Sentani, 27 Mei 2022 ....
“Pepy, kau baik-baik saja?” tanya seorang pria berusaha menyingkirkan kerumunan wartawan yang berdesakan dengannya.
Pepy hanya terus berjalan. Melepas bebaskan lengan pria itu ketika menyentuh pundak sebab tidak ingin ia panjang lebar menjelaskan bagaimana kondisi batinnya sekarang. Pepy yakin perubahan tingkah lakunya akan segera disadari. Berharap semoga langkah kakinya tidak berubah tersendat oleh orang yang mencoba menghalangi.
“Jun, bisa bantu aku bawakan ini? Kau mendengarkanku?” Igy memperlihatkan seikat besar bunga.
Aah, benar. Aku Jun sekarang. Cepat-cepat diterima bunga itu. “Elise! Aku akan segera kembali!” serunya keras kepada sang adik.
Cukup lama ia mengikuti langkah Pepy. Tahu-tahu sudah berada di teras toko bunga. Berjalan di belakangnya, berjaga bila wanita di depannya akan tanpa sengaja terjatuh.
“Pepy, tenanglah! Kumohon berhenti sebentar.” Disentuh lengan Pepy saat hendak membuka pintu kamar atas toko bunga. “Bersihkan tubuhmu terlebih dahulu sebelum masuk ke dalam kamar, kau beruntung tidak terpeleset saat melewati tangga,” lanjutnya.
Pepy menatap sosok yang masih membawa bunga-bunganya itu. Mata mereka saling bertukar pandang saat orang yang ditatapnya menatap balik. Cepat-cepat Pepy membuang wajah ke sembarang tempat. “Jun, taruh bunganya ke dalam keranjang kosong di bawah.”
Dilepaskan tangan yang mencengkram lengan. “Jalanmu terlalu cepat, jadi aku tidak sempat menaruhnya.”
Pepy sadar, genggaman yang menahan lengannya melonggar. Gak peduli, aku mau tepar kek, mau jungkir balik kek. Segera ia buka pintu kamarnya. Dirubuhkan tubuh tengkurap di atas kasur yang empuk.
“Sangat sulit kamu membersihkannya nanti,” tutur Neo ikut duduk di atas kasur lalu melirik Pepy yang masih menyembunyikan wajahnya di atas bantal. “Ehm! Waktu itu aku telat datang, jalanan terlalu licin. Ada kecelakaan kecil, maaf aku tidak sempat membaca pesanmu.” Menjelaskan panjang lebar, namun wajahnya berada di balik ikatan bunga yang belum sempat disisihkan.
“Kau baik-baik saja, kan? Maksudku ... hari itu kamu datang?” Khawatir, Pepy mulai menunjukkan wajahnya hingga tampak kelopak mata yang sembab.

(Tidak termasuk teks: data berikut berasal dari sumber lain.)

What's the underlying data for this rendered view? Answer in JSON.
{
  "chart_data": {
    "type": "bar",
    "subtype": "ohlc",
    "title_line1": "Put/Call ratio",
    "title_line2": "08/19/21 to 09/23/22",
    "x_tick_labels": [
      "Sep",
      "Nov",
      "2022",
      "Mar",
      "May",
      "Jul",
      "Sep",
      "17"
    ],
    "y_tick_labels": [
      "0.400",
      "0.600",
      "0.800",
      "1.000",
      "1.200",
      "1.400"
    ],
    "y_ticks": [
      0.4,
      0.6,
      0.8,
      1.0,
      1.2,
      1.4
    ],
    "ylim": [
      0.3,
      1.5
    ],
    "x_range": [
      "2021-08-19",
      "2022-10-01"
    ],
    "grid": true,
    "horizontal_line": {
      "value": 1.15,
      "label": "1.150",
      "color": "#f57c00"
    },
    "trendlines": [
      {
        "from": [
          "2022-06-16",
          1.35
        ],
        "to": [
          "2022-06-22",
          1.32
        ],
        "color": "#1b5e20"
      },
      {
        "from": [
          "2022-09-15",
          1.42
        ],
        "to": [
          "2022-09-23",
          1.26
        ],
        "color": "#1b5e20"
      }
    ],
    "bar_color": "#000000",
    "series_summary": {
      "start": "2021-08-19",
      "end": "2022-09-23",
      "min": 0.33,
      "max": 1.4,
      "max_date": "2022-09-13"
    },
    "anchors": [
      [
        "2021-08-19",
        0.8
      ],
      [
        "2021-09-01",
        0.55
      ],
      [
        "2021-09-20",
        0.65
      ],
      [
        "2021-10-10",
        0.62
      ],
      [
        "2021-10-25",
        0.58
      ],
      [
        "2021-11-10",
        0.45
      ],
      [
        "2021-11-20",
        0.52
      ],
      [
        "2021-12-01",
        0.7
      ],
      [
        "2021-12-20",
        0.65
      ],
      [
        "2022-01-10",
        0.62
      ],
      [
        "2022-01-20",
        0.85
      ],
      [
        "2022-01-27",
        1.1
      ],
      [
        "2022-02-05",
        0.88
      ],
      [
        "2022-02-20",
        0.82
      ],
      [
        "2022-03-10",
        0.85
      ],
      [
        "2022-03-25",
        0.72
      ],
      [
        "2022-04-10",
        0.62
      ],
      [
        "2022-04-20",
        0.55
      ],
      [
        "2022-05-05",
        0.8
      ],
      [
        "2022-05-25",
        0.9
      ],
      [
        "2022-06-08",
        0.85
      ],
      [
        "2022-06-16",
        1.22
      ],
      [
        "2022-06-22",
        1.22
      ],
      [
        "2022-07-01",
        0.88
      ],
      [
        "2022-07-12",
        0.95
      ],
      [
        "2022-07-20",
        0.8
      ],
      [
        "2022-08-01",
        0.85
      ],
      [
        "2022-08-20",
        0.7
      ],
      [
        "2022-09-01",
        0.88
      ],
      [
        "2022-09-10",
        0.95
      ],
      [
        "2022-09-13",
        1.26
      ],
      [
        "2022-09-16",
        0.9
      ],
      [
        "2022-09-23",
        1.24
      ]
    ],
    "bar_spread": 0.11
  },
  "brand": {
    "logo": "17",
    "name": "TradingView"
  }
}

“Aku juga mengambil foto. Lihat! Kamu tertidur seperti beruang kecil yang hidup di Australia.”
“Itu jaketmu?”
“Itu kupakai jadi itu jaketku. Mmm … kau menggantungnya di sana.”
Pepy, "...."
“Kenapa baru bilang! Darahku sudah naik sampai mata!” Pepy memekik keras setelah sorot matanya mengarah pada jendela kamar toko bunganya.
Saat ini lubuk hatinya terasa mirip adonan nastar yang dimikser, campur aduk. Senang atau tidak ia juga tidak tahu. Dikira jaket itu pemberian dari ibunya. Ia lalu beranjak dari kasur dan berjalan menarik handuk yang menggantung di belakang pintu.